No texto, há apenas a consideração de que os “emissários” auxiliariam na “diluição, advecção, difusão, decaimento bacteriano e reações cinéticas de consumo de matéria orgânica”. Esse processo ocorreria “após pré-condicionamento em terra, para promover a máxima redução desconcentração dos poluentes lançados, visando minimizar impactos sócio-ambientais”.
A presidente do CERH, Jane de Freitas Goes Crespo, faz parte do grupo que defende a regularização da medida. Segundo ela, a medida é necessária para se melhorar o tratamento dado ao esgoto em Manaus. “Hoje conseguimos regularizar as estações de tratamento, mas não os emissários porque a resolução não está adequada à realidade da nossa região”, declarou.
Iaci aciona MPE contra a medida
O Instituto Amazônico de Cidadania (Iaci) planeja acionar o Ministério Público Federal ainda hoje para que seja analisada a proposta de jogar dejetos nos rios da região. Para o Iaci, é “perigoso” regularizar esse tipo de medida sem qualquer análise aprofundada e sem que a população tenha ampla informação sobre a questão.
O presidente do Iaci, Hamilton Leão, afirmou que o instituto ganhou assentos na Câmara Técnica do Conselho Estadual de Recursos Hídricos (CNRH) após a aprovação dentro da instância técnica da moção a ser enviada no Conama.
A moção ainda terá que ser aprovada no Conselho e depois será enviada ao Conama, que a partir daí irá iniciar análise sobre a mudança na resolução. “Mas certamente se já estivéssemos na Câmara Técnica teríamos votado contra, como vamos nos posicionar contra amanhã (hoje) no Conselho. Se não tiver como discutir outras propostas no âmbito do conselho, teremos que acionar a Justiça”, disse.
‘Esgoto exige tratamento’
O especialista em Hidrogeoquímica de Grandes Rios do Instituto Nacional de Pesquisas das Amazônia Sérgio Bringel afirma que em termos de saneamento básico a medida de regularizar o despejo de dejetos nos rios não tem absolutamente nada de positivo para Manaus.
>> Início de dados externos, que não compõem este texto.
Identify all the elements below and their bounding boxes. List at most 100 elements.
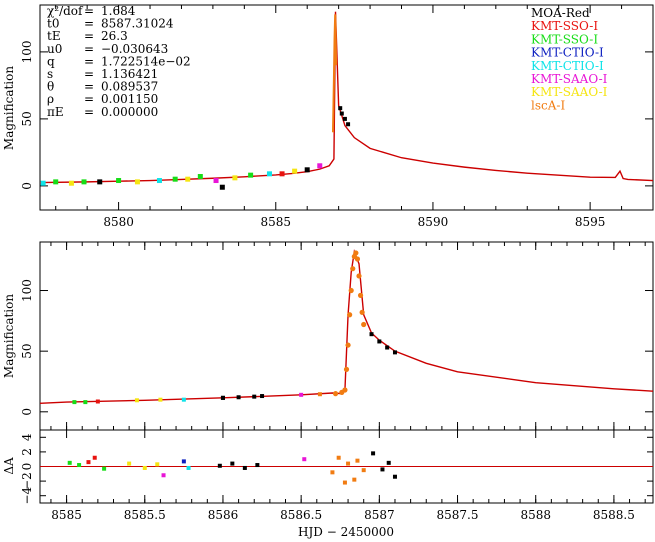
middle-lsca-point [345,342,351,348]
legend-entry: KMT-SAAO-I [531,72,608,86]
param-equals: = [84,17,94,31]
top-data-point [68,180,74,186]
middle-moa-point [260,394,265,399]
residual-x-tick-label: 8587 [364,508,395,522]
residual-point [386,460,391,465]
residual-panel: 8585 8585.5 8586 8586.5 8587 8587.5 8588 8588.5… [2,429,654,539]
param-value: 1.722514e−02 [101,54,191,68]
middle-lsca-point [357,292,364,298]
residual-point [186,465,191,470]
residual-y-tick-label: 2 [20,448,34,456]
residual-point [380,467,385,472]
param-equals: = [84,67,94,81]
param-equals: = [84,4,94,18]
top-data-point [317,163,323,169]
middle-moa-point [252,394,257,399]
top-data-point [219,184,225,190]
residual-point [255,463,260,468]
legend-entry: KMT-CTIO-I [531,46,604,60]
middle-data-point [220,395,225,400]
middle-lsca-point [356,273,362,279]
param-name: ρ [47,92,54,106]
param-name: χ²/dof [47,4,84,18]
param-equals: = [84,29,94,43]
residual-x-tick-label: 8587.5 [437,508,479,522]
residual-point [102,466,107,471]
middle-data-point [95,399,100,404]
top-x-tick-label: 8585 [260,215,291,229]
middle-lsca-point [353,250,359,256]
top-y-axis-label: Magnification [2,66,16,150]
top-data-point [81,179,87,185]
residual-point [217,463,222,468]
x-axis-label: HJD − 2450000 [298,525,394,539]
top-moa-point [342,116,347,121]
middle-moa-point [236,395,241,400]
param-name: u0 [47,42,62,56]
residual-y-ticks: −4−20 2 4 [20,433,653,505]
legend-entry: KMT-CTIO-I [531,59,604,73]
middle-lsca-point [348,287,354,294]
residual-point [67,460,72,465]
residual-point [330,470,335,475]
middle-lsca-point [343,366,350,372]
top-x-ticks: 8580 8585 8590 8595 [55,5,654,229]
top-data-point [232,175,238,181]
residual-point [86,460,91,465]
param-name: s [47,67,53,81]
middle-data-point [317,392,322,397]
residual-point [77,463,82,468]
middle-y-tick-label: 50 [20,344,34,359]
top-data-point [53,179,59,185]
param-value: 0.001150 [101,92,158,106]
residual-point [302,457,307,462]
legend: MOA-RedKMT-SSO-IKMT-SSO-IKMT-CTIO-IKMT-C… [531,6,608,112]
residual-x-tick-label: 8585.5 [124,508,166,522]
middle-lsca-point [359,309,365,315]
param-equals: = [84,80,94,94]
middle-data-point [134,398,139,403]
top-x-tick-label: 8580 [103,215,134,229]
legend-entry: lscA-I [531,98,565,112]
residual-point [355,458,360,463]
middle-moa-point [377,339,382,344]
middle-lsca-point [347,312,353,318]
top-moa-point [346,122,351,127]
top-data-point [197,174,203,180]
legend-entry: KMT-SSO-I [531,32,598,46]
middle-model-curve [39,248,654,405]
top-data-point [292,168,298,174]
residual-point [155,462,160,467]
top-data-point [134,179,140,185]
middle-y-tick-label: 0 [20,408,34,416]
middle-lsca-point [354,256,361,262]
residual-point [342,480,347,485]
middle-moa-point [369,332,374,337]
residual-y-axis-label: ΔA [2,457,16,475]
residual-x-tick-label: 8588 [520,508,551,522]
residual-point [242,465,247,470]
param-value: 8587.31024 [101,17,174,31]
residual-point [161,473,166,478]
top-y-tick-label: 50 [20,111,34,126]
top-y-ticks: 0 50 100 [20,40,653,190]
top-model-curve [39,11,654,184]
param-name: θ [47,80,54,94]
residual-point [336,455,341,460]
param-value: 26.3 [101,29,128,43]
top-data-point [185,176,191,182]
middle-panel: 0 50 100 Magnification [2,241,654,431]
middle-series [39,248,654,405]
residual-x-tick-label: 8588.5 [593,508,635,522]
residual-point [92,455,97,460]
residual-y-tick-label: −4 [20,486,34,504]
residual-point [127,461,132,466]
top-data-point [248,172,254,178]
top-data-point [213,178,219,184]
middle-moa-point [385,345,390,350]
legend-entry: KMT-SAAO-I [531,85,608,99]
residual-point [392,474,397,479]
top-y-tick-label: 100 [20,40,34,63]
middle-lsca-point [332,391,339,397]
“Esse tipo de efluente de esgoto não se joga fora, se trata. Embora exista um estudo assinado por outros pesquisadores que diz que essa é uma medida correta, mas nós temos outros dados e eu prefiro os dados que tenho. A indústria de fertilizantes nos EUA gera receita com isso”, declarou o pesquisador.
Pesquisadores que são contrários à medida afirmam que o rio Negro é um rio “de foz represado pelo sistema fluvial do rio Solimões e com um processo de sedimentação em curso, e que a intervenção humana nessa área para o lançamento de toda carga sanitária no rio não é aconselhável por se tratar de uma área de fragilidade ambiental”.
Bringel afirma que o que existe hoje em Manaus é o despejo de dejetos sem qualquer tipo de tratamento feito desde a década de 70 do século passado. Diz ainda que em parte da orla o odor já é peculiar por conta desse processo de despejar dejetos no rio.
“O Negro tem um sistema frágil. Qualquer produto jogado nele pode mudar o seu sistema tampão e provocar várias reações, podem modificar sua hidrogeoquímica. Vários estudos precisam ser realizados para que se comprove que realmente não vai ocorrer nada no rio Negro”, declarou.
Sérgio Bringel explicou que a mudança na resolução não é imediata. Caso a moção ao Conama seja aprovada hoje no CERH, o Conama ainda deve designar alguns estudos para que haja ou não mudança no texto da resolução atual no sentido de tornar legal o despejo de dejetos nos rios.